When this self-employment thing isn’t going so well, I will be able to tell myself I’ve been getting rejections for a very long time. Or passive non-response rejections, anyway. [ETA: they did reply, and kindly, even if it was indeed a rejection. See next post.]
The below is a 1986 letter from my esteemed father to Alfred Hitchcock’s Mystery Magazine (which still exists, who knew?). You can click to embiggen, but for ease, I’ll retype:
While it probably is not unusual that my wife and I are regular readers of your Mystery Magazine, I think it probably is a bit unusual that my eight year old daughter is a regular reader, too (although I have to say that she generally goes after your shorter stories rather than the longer ones).
Alden is in the fourth grade at Orchard School in South Burlington, and was fascinated by your “Mystery Photography” contest this month. I know that this story wouldn’t win in an open competition, but I wanted to send it to you in case you even write to individuals who submit entries. Alden worked on this for quite a while, and, partial as I am, I think this is quite interesting in a rather weird way. Her spelling leaves a bit to be desired — although unfortunately I have to note that some of my freshmen students spell not much better than she — so I have typed a “cleaned up” version of her story which is enclosed.

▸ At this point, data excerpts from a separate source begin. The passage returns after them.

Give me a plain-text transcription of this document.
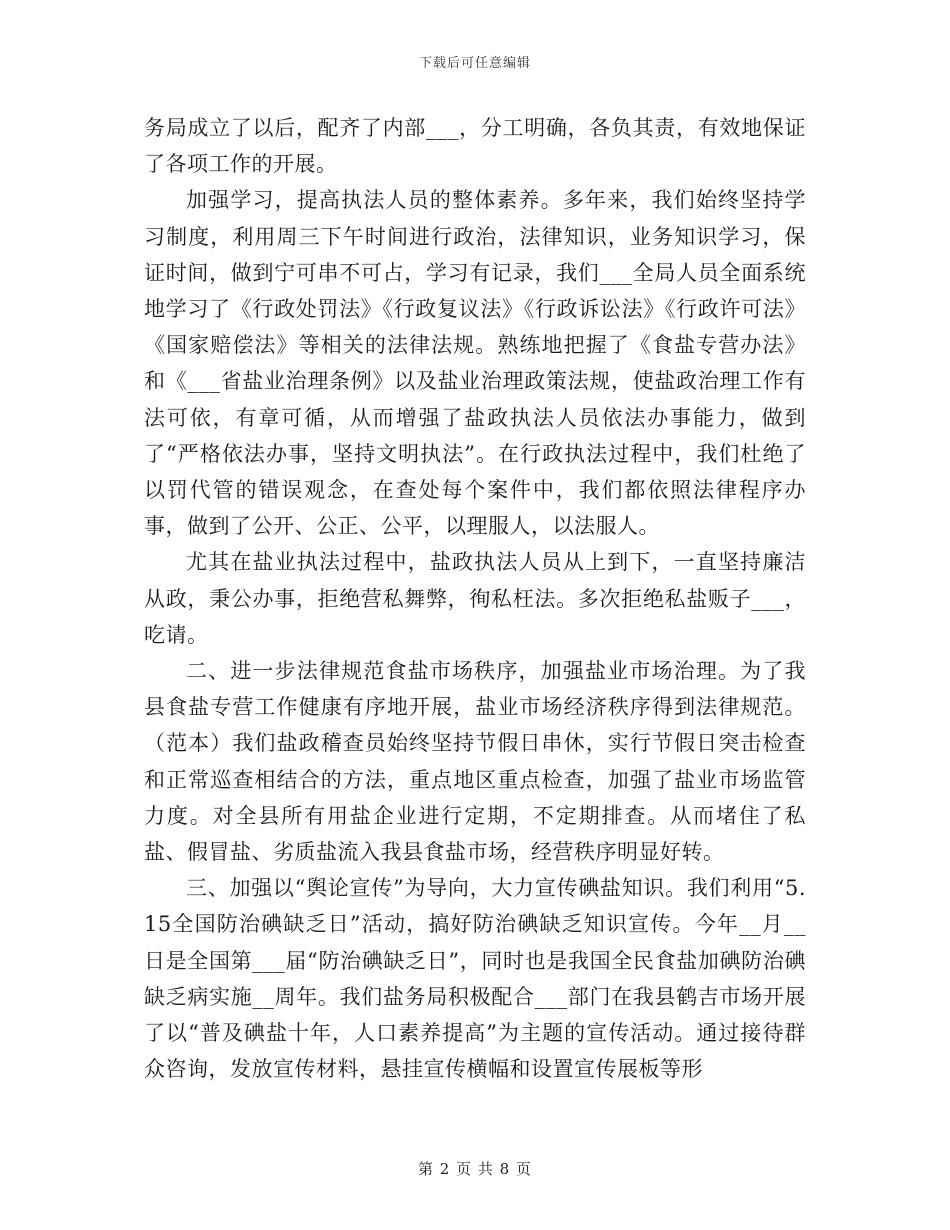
下载后可任意编辑

务局成立了以后，配齐了内部___，分工明确，各负其责，有效地保证了各项工作的开展。

加强学习，提高执法人员的整体素养。多年来，我们始终坚持学习制度，利用周三下午时间进行政治，法律知识，业务知识学习，保证时间，做到宁可串不可占，学习有记录，我们___全局人员全面系统地学习了《行政处罚法》《行政复议法》《行政诉讼法》《行政许可法》《国家赔偿法》等相关的法律法规。熟练地把握了《食盐专营办法》和《___省盐业治理条例》以及盐业治理政策法规，使盐政治理工作有法可依，有章可循，从而增强了盐政执法人员依法办事能力，做到了“严格依法办事，坚持文明执法”。在行政执法过程中，我们杜绝了以罚代管的错误观念，在查处每个案件中，我们都依照法律程序办事，做到了公开、公正、公平，以理服人，以法服人。

尤其在盐业执法过程中，盐政执法人员从上到下，一直坚持廉洁从政，秉公办事，拒绝营私舞弊，徇私枉法。多次拒绝私盐贩子___，吃请。

二、进一步法律规范食盐市场秩序，加强盐业市场治理。为了我县食盐专营工作健康有序地开展，盐业市场经济秩序得到法律规范。（范本）我们盐政稽查员始终坚持节假日串休，实行节假日突击检查和正常巡查相结合的方法，重点地区重点检查，加强了盐业市场监管力度。对全县所有用盐企业进行定期，不定期排查。从而堵住了私盐、假冒盐、劣质盐流入我县食盐市场，经营秩序明显好转。

三、加强以“舆论宣传”为导向，大力宣传碘盐知识。我们利用“5.15全国防治碘缺乏日”活动，搞好防治碘缺乏知识宣传。今年__月__日是全国第___届“防治碘缺乏日”，同时也是我国全民食盐加碘防治碘缺乏病实施__周年。我们盐务局积极配合___部门在我县鹤吉市场开展了以“普及碘盐十年，人口素养提高”为主题的宣传活动。通过接待群众咨询，发放宣传材料，悬挂宣传横幅和设置宣传展板等形

第 2 页 共 8 页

I hope you’ll be able to acknowledge her entry.
Hey, Dad, major party foul on the “dear sirs.” Did you know Hitchcock’s wife Alma Reville was one of his primary scriptwriters, his former boss, and a total badass? I’m sure it wasn’t 50/50 (because I’m sure it still isn’t), but there could have been a chick on that staff in 1986.
That said, here is the photograph of the month:
I lived in Massachusetts, quite peacefully. I had four children, all dearly loved and my husband was dead.
One night my eldest daughter woke me up saying, “Mother, 4 blobs are outside!”
“Of course,” I said. “Go back to sleep.”
Next night I heard my husband calling me. I went outside, equipped with gun, silently.
Indeed, there were the blobs, all four.
“Who are you?” I asked them. None spoke, but were silently approaching.
I shot once, twice, thrice, four times. Each blob opened. Out stepped my four precious children. Each with a deep wound on their left breast. Humming: “Ne’er believe us, ne’er retrieve us.”